But economists say Modi's adminstration has yet to lay out a credible inflation strategy, beyond short-term improvisation, and India still urgently needs to fix a supply chain controlled by middlemen and boost farm productivity to prevent recurring food price shocks.
RISK FACTORS
As well as a prospective pick-up in domestic consumption stoking price pressures, patchy monsoon rains and floods in parts of India this year are likely to keep food inflation high.
Economists say the real picture of inflation will emerge only after November when a favourable base effect fades out and the impact of a sub-normal monsoon rains on summer-sown crops are more visible.
"We will see the lowest reading for inflation in November due to the statistical base effect," Bank of Baroda chief economist, Rupa Rege Nitsure, said.
"So it needs to be seen post-December how inflation pans out as the Reserve Bank of India (RBI) wants inflation to come down on durable basis."
Those concerns forced the central bank to leave interest rates on hold last month. And it is still not expected to lower rates until the April-June quarter.
At its policy review last month, the RBI sent a strong signal that it will hold off cutting rates until it is confident that consumer inflation will ease to 6 percent by January 2016.

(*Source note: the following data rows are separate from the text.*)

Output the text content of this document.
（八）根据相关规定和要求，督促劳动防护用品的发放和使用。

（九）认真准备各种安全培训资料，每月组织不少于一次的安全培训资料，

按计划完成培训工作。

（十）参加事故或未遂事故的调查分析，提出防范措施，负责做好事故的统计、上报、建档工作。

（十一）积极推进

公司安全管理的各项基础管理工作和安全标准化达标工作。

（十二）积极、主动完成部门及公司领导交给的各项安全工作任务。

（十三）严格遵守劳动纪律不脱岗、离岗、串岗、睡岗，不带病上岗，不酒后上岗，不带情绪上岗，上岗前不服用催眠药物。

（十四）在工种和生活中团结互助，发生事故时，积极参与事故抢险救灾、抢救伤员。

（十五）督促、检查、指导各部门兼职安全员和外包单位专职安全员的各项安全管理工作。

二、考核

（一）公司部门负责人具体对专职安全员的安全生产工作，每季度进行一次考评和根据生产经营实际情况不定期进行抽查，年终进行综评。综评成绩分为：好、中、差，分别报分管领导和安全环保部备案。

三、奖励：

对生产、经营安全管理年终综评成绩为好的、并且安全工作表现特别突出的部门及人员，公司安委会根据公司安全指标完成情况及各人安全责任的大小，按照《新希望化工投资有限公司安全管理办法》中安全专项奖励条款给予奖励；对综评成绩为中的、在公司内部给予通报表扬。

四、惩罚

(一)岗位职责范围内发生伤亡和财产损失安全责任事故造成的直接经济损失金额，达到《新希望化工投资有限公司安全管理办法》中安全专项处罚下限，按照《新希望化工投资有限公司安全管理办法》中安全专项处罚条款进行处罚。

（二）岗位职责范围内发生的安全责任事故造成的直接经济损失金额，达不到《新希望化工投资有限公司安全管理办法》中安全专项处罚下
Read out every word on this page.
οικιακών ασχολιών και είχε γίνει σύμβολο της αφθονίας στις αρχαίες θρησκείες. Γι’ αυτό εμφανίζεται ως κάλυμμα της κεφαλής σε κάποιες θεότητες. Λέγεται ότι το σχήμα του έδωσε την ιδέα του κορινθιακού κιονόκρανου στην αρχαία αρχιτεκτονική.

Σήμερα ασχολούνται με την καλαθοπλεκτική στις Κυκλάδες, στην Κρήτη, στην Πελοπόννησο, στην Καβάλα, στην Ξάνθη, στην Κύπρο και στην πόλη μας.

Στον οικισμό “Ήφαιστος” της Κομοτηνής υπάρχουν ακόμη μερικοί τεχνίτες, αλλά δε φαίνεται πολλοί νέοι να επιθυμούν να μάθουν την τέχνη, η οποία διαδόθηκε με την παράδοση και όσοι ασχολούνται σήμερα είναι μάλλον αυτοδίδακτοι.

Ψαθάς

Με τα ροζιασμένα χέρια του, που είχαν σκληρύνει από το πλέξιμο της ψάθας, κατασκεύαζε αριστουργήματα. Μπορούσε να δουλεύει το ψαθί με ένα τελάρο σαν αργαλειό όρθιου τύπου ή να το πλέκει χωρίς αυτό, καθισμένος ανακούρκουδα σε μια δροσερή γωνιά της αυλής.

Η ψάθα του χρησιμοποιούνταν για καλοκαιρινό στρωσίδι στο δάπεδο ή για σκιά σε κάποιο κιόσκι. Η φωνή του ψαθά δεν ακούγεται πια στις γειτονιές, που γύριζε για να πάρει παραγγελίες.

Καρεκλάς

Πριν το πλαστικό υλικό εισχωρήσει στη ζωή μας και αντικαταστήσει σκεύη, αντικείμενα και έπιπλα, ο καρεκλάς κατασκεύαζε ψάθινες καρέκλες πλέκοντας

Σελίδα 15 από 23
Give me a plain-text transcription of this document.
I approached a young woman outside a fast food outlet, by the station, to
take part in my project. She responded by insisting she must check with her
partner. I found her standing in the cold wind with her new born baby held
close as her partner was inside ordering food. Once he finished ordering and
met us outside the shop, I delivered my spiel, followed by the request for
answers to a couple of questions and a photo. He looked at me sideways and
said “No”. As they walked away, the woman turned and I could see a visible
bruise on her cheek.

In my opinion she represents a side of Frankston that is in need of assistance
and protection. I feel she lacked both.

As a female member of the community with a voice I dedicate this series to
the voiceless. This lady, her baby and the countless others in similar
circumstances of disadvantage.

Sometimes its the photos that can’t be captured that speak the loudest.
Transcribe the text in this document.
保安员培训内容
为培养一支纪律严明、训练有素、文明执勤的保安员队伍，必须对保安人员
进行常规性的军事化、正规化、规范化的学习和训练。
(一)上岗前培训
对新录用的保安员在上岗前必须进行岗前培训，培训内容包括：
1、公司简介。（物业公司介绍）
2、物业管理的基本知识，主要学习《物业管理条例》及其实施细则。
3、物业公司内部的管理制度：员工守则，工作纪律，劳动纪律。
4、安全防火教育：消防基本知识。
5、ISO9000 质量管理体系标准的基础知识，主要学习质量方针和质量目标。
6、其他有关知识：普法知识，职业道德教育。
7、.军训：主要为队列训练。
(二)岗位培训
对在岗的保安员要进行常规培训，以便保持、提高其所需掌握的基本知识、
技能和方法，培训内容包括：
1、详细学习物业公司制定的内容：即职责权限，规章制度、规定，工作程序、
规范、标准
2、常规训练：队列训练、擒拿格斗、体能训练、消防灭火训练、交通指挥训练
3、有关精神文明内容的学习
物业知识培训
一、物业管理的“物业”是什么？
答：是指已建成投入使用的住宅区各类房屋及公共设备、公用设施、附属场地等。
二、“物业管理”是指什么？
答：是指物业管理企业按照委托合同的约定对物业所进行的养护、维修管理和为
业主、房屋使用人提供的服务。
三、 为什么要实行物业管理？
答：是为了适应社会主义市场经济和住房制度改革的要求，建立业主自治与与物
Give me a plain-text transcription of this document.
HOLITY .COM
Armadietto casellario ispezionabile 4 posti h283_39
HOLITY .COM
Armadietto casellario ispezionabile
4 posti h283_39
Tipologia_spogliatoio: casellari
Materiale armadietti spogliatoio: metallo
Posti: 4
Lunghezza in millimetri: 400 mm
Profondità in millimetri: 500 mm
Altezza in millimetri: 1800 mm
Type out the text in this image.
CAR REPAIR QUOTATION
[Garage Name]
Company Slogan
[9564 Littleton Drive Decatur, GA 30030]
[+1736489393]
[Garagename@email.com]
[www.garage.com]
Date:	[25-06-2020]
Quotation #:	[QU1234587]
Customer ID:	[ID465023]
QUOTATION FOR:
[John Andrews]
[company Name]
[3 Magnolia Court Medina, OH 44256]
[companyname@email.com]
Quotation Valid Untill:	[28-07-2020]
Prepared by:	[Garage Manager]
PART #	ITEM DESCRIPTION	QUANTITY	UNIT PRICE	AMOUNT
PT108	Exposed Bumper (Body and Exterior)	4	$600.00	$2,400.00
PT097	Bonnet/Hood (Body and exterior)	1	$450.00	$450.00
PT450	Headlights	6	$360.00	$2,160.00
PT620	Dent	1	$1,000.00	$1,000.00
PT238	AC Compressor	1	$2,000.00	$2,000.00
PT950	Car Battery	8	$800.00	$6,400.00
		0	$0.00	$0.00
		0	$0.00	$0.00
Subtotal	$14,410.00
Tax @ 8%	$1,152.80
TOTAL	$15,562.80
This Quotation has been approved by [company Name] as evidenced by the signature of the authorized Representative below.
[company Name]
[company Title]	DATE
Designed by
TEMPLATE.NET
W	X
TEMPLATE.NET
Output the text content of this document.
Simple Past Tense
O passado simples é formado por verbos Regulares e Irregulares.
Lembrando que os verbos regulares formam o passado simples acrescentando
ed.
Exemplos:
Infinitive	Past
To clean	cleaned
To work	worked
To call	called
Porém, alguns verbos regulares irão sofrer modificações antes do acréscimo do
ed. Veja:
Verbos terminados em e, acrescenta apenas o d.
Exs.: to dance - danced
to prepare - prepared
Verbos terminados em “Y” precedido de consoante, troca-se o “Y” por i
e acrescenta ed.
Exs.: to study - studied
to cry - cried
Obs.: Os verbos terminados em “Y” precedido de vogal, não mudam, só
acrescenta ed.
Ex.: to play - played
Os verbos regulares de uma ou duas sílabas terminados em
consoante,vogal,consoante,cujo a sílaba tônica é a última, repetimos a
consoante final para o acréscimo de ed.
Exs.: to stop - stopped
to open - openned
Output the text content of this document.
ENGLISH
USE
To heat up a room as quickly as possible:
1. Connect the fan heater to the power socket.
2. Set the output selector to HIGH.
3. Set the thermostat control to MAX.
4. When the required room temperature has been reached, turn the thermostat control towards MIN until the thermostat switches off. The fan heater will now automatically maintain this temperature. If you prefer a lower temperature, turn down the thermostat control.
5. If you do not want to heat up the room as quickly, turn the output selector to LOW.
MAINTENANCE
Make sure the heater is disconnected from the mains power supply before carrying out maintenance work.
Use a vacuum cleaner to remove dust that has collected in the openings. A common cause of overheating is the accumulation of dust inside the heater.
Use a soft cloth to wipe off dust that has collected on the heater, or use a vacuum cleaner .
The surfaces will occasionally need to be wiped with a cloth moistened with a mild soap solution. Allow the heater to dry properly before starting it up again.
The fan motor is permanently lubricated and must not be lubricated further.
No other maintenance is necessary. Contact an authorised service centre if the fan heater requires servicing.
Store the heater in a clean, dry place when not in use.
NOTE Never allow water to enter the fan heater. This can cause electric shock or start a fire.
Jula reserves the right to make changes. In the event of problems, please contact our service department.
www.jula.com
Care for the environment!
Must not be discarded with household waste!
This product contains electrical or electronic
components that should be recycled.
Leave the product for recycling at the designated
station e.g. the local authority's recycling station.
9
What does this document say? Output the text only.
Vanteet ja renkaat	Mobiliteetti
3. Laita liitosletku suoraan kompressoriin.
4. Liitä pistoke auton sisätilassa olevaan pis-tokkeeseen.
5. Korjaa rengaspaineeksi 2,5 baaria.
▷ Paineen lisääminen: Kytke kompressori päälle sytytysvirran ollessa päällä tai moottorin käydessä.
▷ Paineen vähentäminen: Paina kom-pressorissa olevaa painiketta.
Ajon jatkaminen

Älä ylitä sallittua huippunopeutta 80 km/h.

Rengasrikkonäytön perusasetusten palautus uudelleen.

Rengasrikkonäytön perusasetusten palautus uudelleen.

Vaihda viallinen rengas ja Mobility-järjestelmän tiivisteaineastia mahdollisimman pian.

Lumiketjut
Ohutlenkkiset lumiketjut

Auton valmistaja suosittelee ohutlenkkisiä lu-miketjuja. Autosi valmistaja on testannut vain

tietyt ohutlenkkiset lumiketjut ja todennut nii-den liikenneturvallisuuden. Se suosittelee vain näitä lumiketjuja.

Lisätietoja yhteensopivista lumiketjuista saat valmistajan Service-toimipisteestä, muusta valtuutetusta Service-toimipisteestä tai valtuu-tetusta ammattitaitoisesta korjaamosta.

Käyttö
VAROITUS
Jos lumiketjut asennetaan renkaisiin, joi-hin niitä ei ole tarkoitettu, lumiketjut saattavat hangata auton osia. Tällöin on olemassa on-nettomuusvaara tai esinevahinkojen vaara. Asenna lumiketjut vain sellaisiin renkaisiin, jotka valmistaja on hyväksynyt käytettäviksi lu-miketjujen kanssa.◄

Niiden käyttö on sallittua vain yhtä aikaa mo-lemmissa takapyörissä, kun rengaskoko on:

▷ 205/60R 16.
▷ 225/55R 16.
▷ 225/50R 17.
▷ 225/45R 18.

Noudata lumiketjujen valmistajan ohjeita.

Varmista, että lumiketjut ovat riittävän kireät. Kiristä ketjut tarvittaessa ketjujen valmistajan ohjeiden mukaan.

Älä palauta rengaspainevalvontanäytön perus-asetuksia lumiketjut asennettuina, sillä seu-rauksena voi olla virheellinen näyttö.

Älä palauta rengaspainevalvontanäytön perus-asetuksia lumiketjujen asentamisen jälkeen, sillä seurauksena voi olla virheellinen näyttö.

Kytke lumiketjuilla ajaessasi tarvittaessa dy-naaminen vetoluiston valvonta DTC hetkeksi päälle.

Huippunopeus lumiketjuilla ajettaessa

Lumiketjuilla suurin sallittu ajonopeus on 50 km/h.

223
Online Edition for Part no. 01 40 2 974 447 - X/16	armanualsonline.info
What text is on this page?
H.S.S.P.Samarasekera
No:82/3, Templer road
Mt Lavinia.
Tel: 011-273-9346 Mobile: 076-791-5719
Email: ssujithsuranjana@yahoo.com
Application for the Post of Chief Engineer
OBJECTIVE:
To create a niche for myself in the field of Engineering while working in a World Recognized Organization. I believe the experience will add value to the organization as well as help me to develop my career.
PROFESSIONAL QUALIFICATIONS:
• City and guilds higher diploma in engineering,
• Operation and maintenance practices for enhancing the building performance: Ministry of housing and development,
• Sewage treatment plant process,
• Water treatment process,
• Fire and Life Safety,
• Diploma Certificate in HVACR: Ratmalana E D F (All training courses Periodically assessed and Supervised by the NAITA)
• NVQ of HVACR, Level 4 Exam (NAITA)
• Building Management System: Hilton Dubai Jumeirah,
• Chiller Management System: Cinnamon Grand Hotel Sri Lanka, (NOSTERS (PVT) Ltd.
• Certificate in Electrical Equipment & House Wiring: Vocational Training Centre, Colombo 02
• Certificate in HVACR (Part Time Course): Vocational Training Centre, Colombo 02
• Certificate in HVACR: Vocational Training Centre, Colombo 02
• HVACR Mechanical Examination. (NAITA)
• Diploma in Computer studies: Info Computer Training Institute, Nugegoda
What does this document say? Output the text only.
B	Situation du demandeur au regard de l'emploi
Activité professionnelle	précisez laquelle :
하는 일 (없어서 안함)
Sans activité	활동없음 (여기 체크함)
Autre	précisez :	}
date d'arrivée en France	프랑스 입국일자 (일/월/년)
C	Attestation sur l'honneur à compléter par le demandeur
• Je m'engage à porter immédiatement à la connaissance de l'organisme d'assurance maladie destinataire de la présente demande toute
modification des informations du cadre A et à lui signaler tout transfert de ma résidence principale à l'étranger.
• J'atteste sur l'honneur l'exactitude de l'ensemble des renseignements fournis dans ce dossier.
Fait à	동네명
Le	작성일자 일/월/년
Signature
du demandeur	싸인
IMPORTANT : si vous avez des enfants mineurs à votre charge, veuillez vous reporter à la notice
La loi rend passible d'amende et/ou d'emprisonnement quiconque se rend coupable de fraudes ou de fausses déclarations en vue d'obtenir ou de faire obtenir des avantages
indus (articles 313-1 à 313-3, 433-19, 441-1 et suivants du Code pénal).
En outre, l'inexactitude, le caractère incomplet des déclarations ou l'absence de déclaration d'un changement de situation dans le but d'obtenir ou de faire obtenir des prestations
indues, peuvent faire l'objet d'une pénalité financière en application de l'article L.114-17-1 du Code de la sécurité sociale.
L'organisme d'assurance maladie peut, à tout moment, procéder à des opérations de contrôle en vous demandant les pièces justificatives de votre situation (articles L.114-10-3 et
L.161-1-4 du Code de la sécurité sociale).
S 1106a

A sustained fall in global oil prices, which are down more than 20 percent from the 2014 high in June, has brightened the near-term inflation outlook. India imports more than 70 percent of its oil, and every $10 a barrel fall in prices lowers retail inflation by 20 basis points and wholesale inflation by 50.
A relatively stable rupee, weak domestic demand and a favourable statistical base are also expected to rein in price pressures.
But there remains a risk that oil prices could flare up again due to conflict in the Middle East and Ukraine.
Adding to the inflationary concern, India's trade deficit widened to a 16-month high of $14.25 billion in September, which could put pressure on its current account balance and the currency.
This will be a worry at a time when speculation about U.S. interest rates has boosted volatility in emerging currencies.